6 propositions de Thierry Monsenepwo pour résoudre la crise des prisons en République Démocratique du Congo

La tentative d’évasion récente à la prison centrale de Makala, qui a coûté la vie à 129 détenus, met en lumière les défis colossaux auxquels fait face notre système carcéral. Une situation tragique exacerbée par une surpopulation effrayante, dans un établissement conçu à l’origine pour accueillir 1.500 personnes, mais qui abrite aujourd’hui plus de 15.000 prisonniers. Alors que Kinshasa, autrefois peuplée de 250.000 habitants, compte aujourd’hui plus de 20 millions d’âmes, la pression sur les infrastructures publiques, y compris les prisons, est devenue insoutenable.

L’évasion de Makala soulève plusieurs questions sur la gestion interne de la prison. Fait particulièrement troublant, il est rapporté que les pavillons sont souvent sous le contrôle des prisonniers eux-mêmes, qui instaurent leur propre ordre dans ce chaos. Cet état de fait reflète une défaillance criante du système carcéral qui, au lieu d’assurer la réhabilitation et la sécurité, devient un espace où règnent l’arbitraire et la loi du plus fort.

Face à ce drame, il est crucial de saluer les premières mesures prises par le ministre d’état, ministre de la justice, notamment la suspension du directeur de la prison et l’ouverture des poursuites à son encontre.

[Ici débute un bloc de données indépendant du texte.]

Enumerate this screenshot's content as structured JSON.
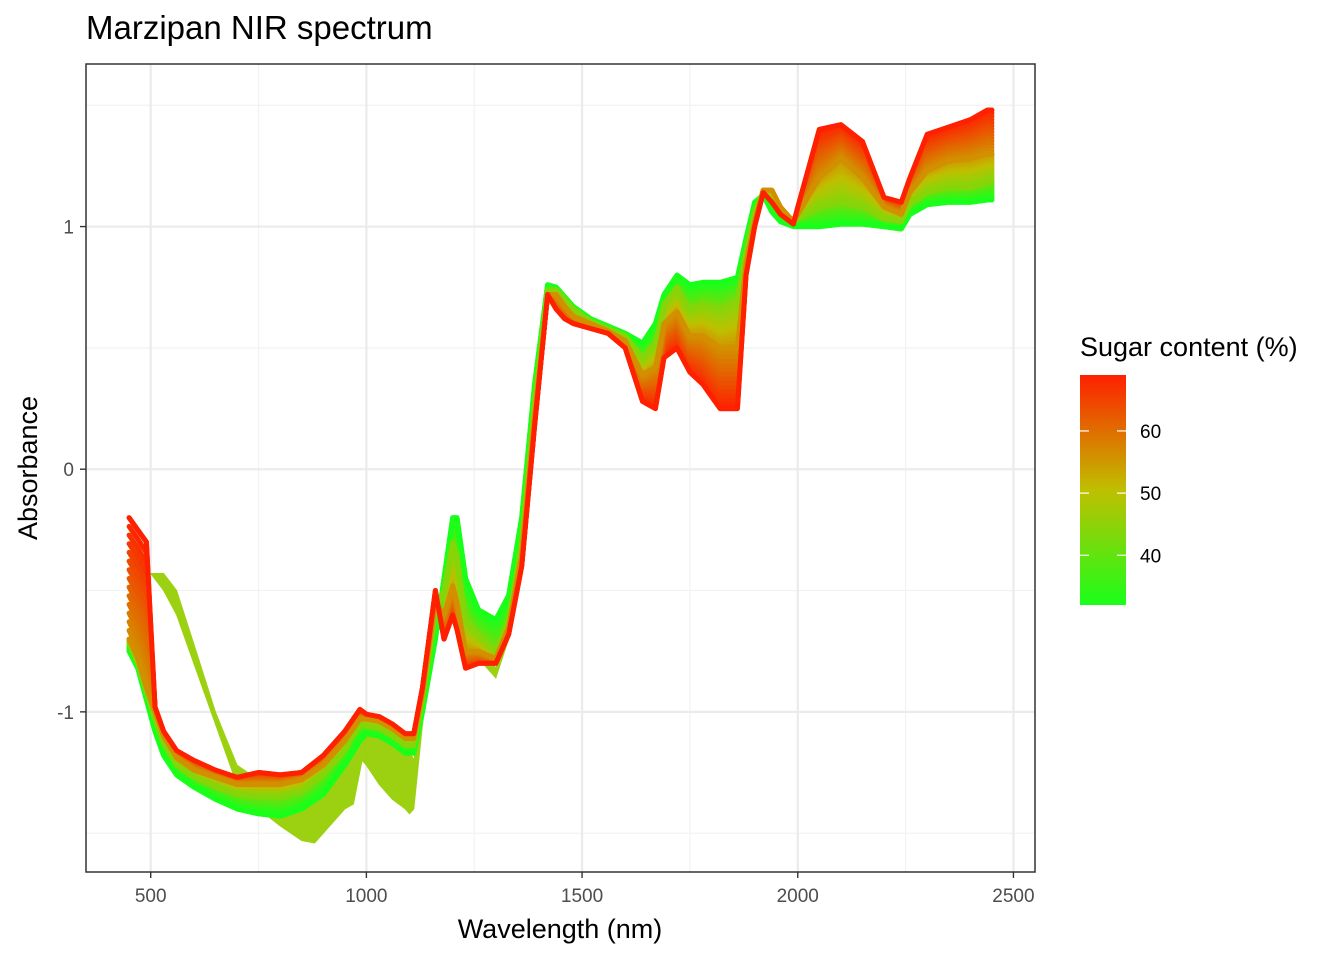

Ces actions démontrent une volonté du gouvernement d’imposer la responsabilité au sein de l’administration pénitentiaire. Toutefois, ces mesures doivent être suivies d’une réforme profonde pour éviter la répétition de telles tragédies.

Les propositions des solutions pour un système carcéral humanisé et sécurisé:

1. Réduire la surpopulation carcérale :
La surpopulation est l’un des principaux facteurs de tensions dans les prisons. Pour y remédier, il est impératif d’envisager des mesures de désengorgement telles que :
La révision des peines pour les détenus ayant commis des délits mineurs. Des programmes de libération conditionnelle ou de travaux d’intérêt général pourraient offrir des alternatives à l’incarcération.
La construction de nouvelles infrastructures pour mieux répondre aux besoins d’une population carcérale en constante augmentation, en suivant une logique de répartition régionale afin de réduire la pression sur Makala.

2. Renforcer la gestion publique des pavillons :
La gestion informelle des pavillons par les prisonniers eux-mêmes n’est pas seulement un signe de faiblesse de l’administration, elle est aussi une source de violences et d’abus. Il est impératif de réinstaurer une gestion rigoureuse par les autorités publiques, avec un personnel formé et supervisé, et de mettre en place des systèmes de contrôle interne et externe pour s’assurer du respect des droits des détenus.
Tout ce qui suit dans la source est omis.